We are ready to execute the steps for building and training our Machine Learning model!

  1. Once the notebook file is opened, you will be asked to set a kernel. Choose conda_mxnet_p36 and click on Set Kernel. Kernels in Jupyter are responsible of code execution, providing replyies, etc. and generally allow the execution of a single programming language.

    Amazon SageMaker

  2. We will use the Jupyter Notebook as the interface for buiding our model and call Amazon SageMaker for training. Jupyter allows code execution by selecting the code cell and pressing on the Run button in the toolbar (alternatively, you can use the SHIFT + Enter keyboard shortcut.

    Amazon SageMaker

  3. Next steps are documented in the Jupyter notebook itself.
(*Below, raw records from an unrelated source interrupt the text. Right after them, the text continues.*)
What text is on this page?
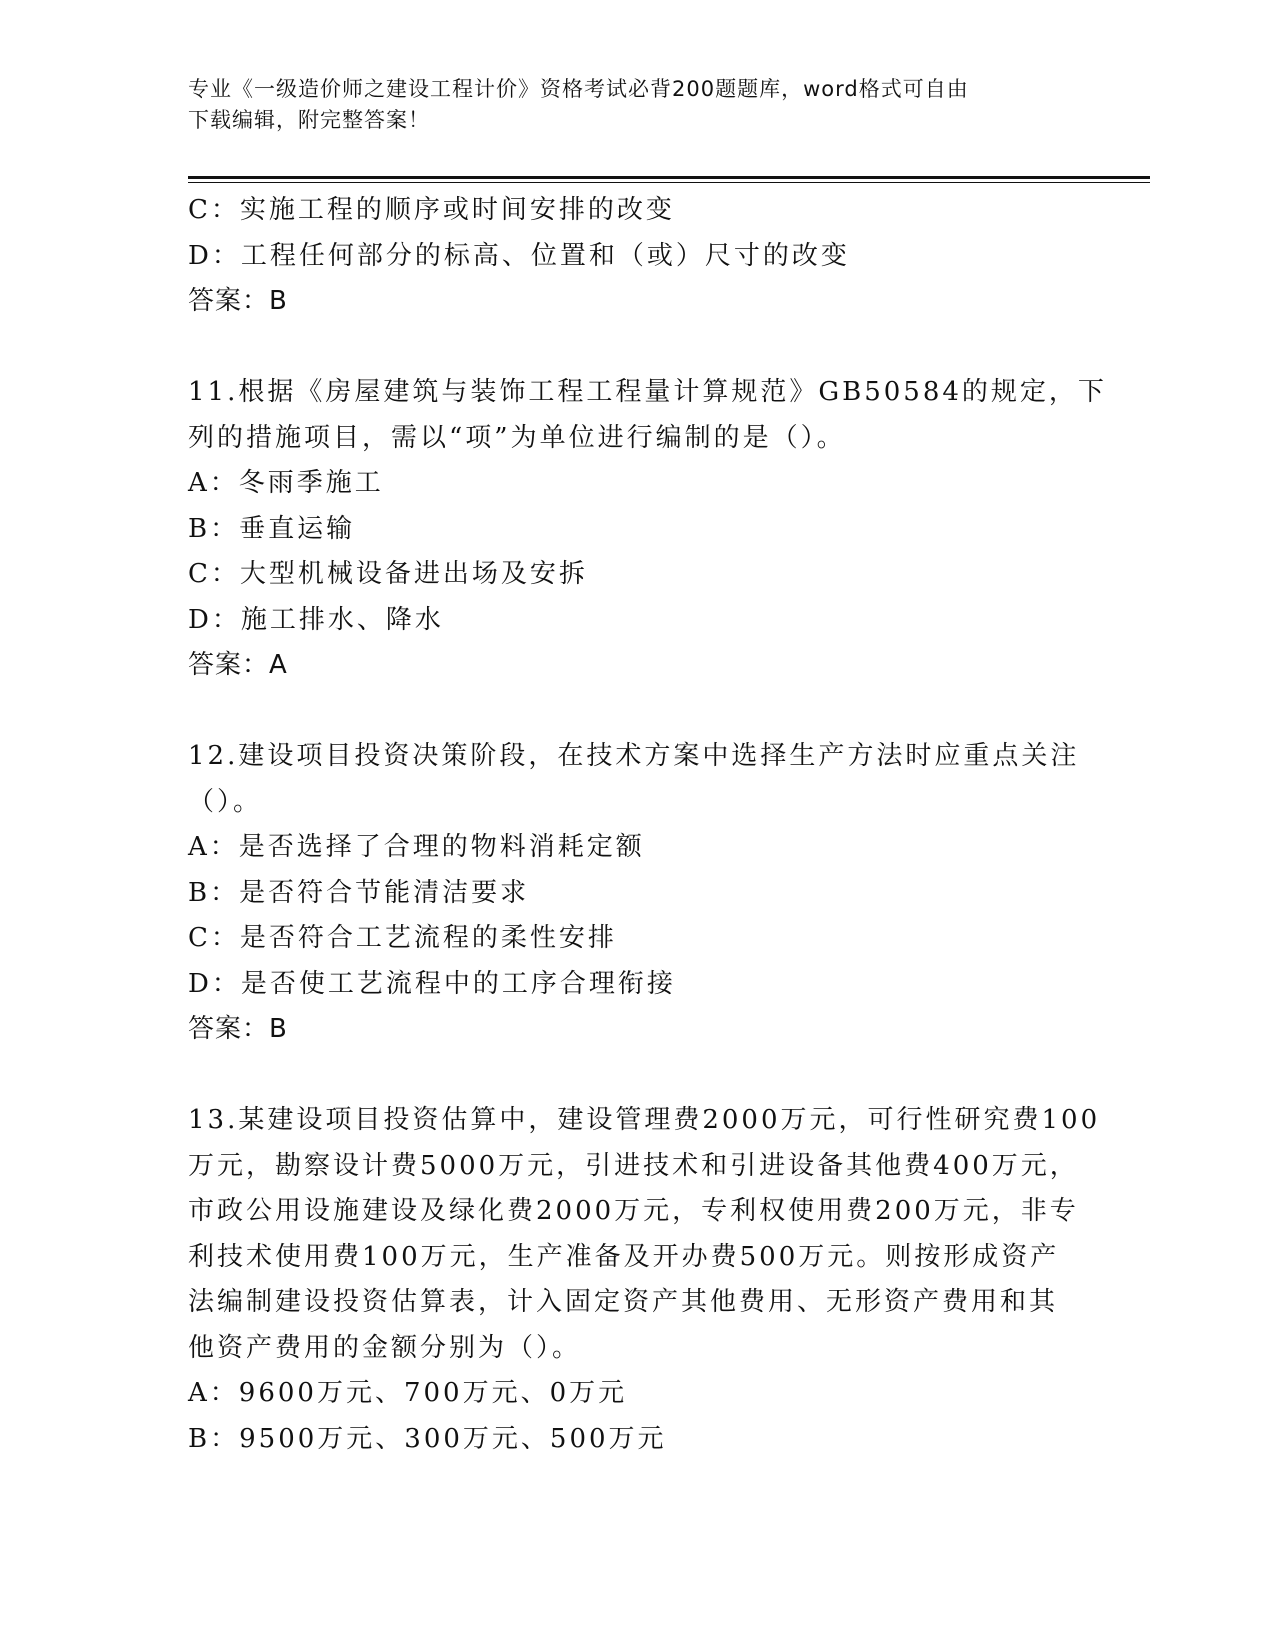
专业《一级造价师之建设工程计价》资格考试必背200题题库，word格式可自由
下载编辑，附完整答案！
C：实施工程的顺序或时间安排的改变
D：工程任何部分的标高、位置和（或）尺寸的改变
答案：B
11.根据《房屋建筑与装饰工程工程量计算规范》GB50584的规定，下
列的措施项目，需以“项”为单位进行编制的是（）。
A：冬雨季施工
B：垂直运输
C：大型机械设备进出场及安拆
D：施工排水、降水
答案：A
12.建设项目投资决策阶段，在技术方案中选择生产方法时应重点关注
（）。
A：是否选择了合理的物料消耗定额
B：是否符合节能清洁要求
C：是否符合工艺流程的柔性安排
D：是否使工艺流程中的工序合理衔接
答案：B
13.某建设项目投资估算中，建设管理费2000万元，可行性研究费100
万元，勘察设计费5000万元，引进技术和引进设备其他费400万元，
市政公用设施建设及绿化费2000万元，专利权使用费200万元，非专
利技术使用费100万元，生产准备及开办费500万元。则按形成资产
法编制建设投资估算表，计入固定资产其他费用、无形资产费用和其
他资产费用的金额分别为（）。
A：9600万元、700万元、0万元
B：9500万元、300万元、500万元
From an high-level perspective, the notebook code will:

    • Download the dataset to the notebook instance
    • Execute some pre-processing to vectorize SMS messages
    • Split the dataset 80%/20% (training/validation)
    • Build a neural-network using Gluon, a deep-learning interface for Apache MXNet
    • Execute training on Amazon SageMaker

    The notebook code does not need to be modified, except for the name of the Amazon S3 bucket that you have created and used in the previous sections.

    Amazon SageMaker

  4. Execute all the cells in sequence (note that while the code in a cell is running the interface shows [*] to the upper-left of the cell) up to the execution of the training, which will start a Training Job in Amazon SageMaker.

    Amazon SageMaker

    You will see several outputs in the notebook, showing the progress of the training process.

  5. You can also monitor the status of the training job from the Amazon SageMaker console

    Amazon SageMaker

  6. When the training job completes successfully, you can move to the next section!

    Please note that the notebook code includes also other steps which allow to automatically deploy the trained ML model to the managed hosting service provided by Amazon SageMaker, which will create a real-time endpoint that can be invoked to get inferences. Those steps are not mandatory for this workshop and are implemented for educational purposes.